Fix intersecting live ranges created by instruction scheduler
When scheduling code like the following:
LOOP:
v2=phi(v0, v1)
use(v2)
v1=...
goto LOOP
the instruction scheduler can move 'v1=...' before 'use(v2)'. This
causes live ranges of v1 and v2 to intersect and results to a MOV
instruction to be created.
The CL fixes this.
Improvements, Pixel3:
Little CPU, arm64
micro/GCCLoops
Example12 14.1%
Example10b 11.0%
Example23 8.1%
Example24 6.6%
Example10a 5.0%
FFT workload 4.7%
Compress workload 1.2%
Little CPU, arm32
micro/GCCLoops
Example23 7.5%
Example24 4.3%
MonteCarlo workload 1.35%
Big CPU, arm32 and arm64
No significant improvements
No significant regressions (> 5%) are found.
Test: test.py --host --optimizing --jit --gtest
Test: test.py --target --optimizing --jit
Test: run-gtests.sh
Change-Id: I1e4282af18f2d51fde5325a0c00a57e8bbc4fbed
diff --git a/compiler/optimizing/scheduler.cc b/compiler/optimizing/scheduler.cc
index e5ff8a8..f722cf9 100644
--- a/compiler/optimizing/scheduler.cc
+++ b/compiler/optimizing/scheduler.cc
@@ -282,6 +282,36 @@
}
}
+void SchedulingGraph::AddCrossIterationDependencies(SchedulingNode* node) {
+ for (HInstruction* instruction : node->GetInstruction()->GetInputs()) {
+ // Having a phi-function from a loop header as an input means the current node of the
+ // scheduling graph has a cross-iteration dependency because such phi-functions bring values
+ // from the previous iteration to the current iteration.
+ if (!instruction->IsLoopHeaderPhi()) {
+ continue;
+ }
+ for (HInstruction* phi_input : instruction->GetInputs()) {
+ // As a scheduling graph of the current basic block is built by
+ // processing instructions bottom-up, nullptr returned by GetNode means
+ // an instruction defining a value for the phi is either before the
+ // instruction represented by node or it is in a different basic block.

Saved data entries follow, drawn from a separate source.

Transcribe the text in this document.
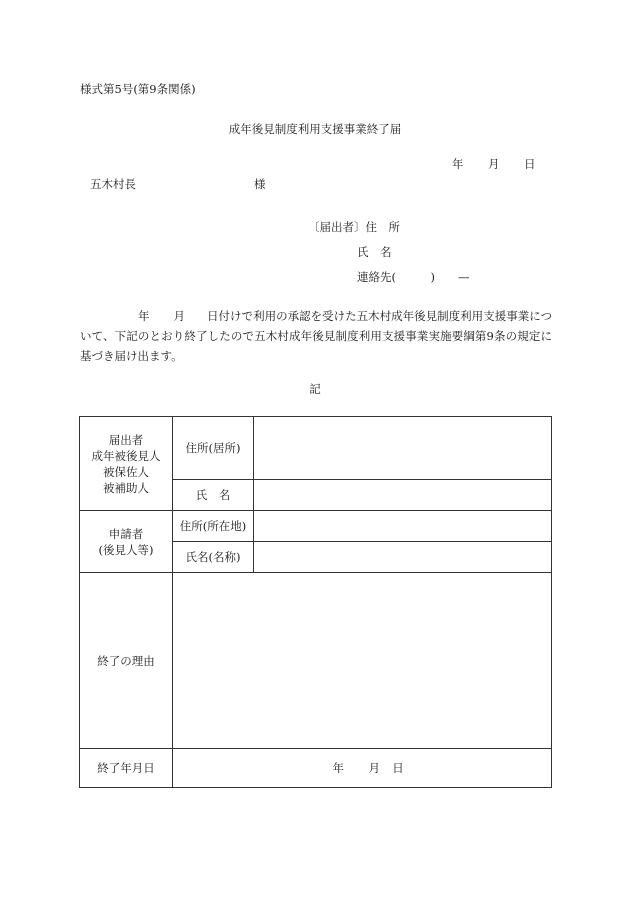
様式第5号(第9条関係)
成年後見制度利用支援事業終了届
年 月 日
五木村長	様
〔届出者〕住　所
氏　名
連絡先(　　　)　　—
年 月 日付けで利用の承認を受けた五木村成年後見制度利用支援事業について、下記のとおり終了したので五木村成年後見制度利用支援事業実施要綱第9条の規定に基づき届け出ます。
記
届出者
成年被後見人
被保佐人
被補助人	住所(居所)	
	氏　名	

申請者
(後見人等)	住所(所在地)	
	氏名(名称)	
終了の理由		
終了年月日	年 月 日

+ SchedulingNode* def_node = GetNode(phi_input);
+
+ // We don't create a dependency if there are uses besides the use in phi.
+ // In such cases a register to hold phi_input is usually allocated and
+ // a MOV instruction is generated. In cases with multiple uses and no MOV
+ // instruction, reordering creating a MOV instruction can improve
+ // performance more than an attempt to avoid a MOV instruction.
+ if (def_node != nullptr && def_node != node && phi_input->GetUses().HasExactlyOneElement()) {
+ // We have an implicit data dependency between node and def_node.
+ // AddAddDataDependency cannot be used because it is for explicit data dependencies.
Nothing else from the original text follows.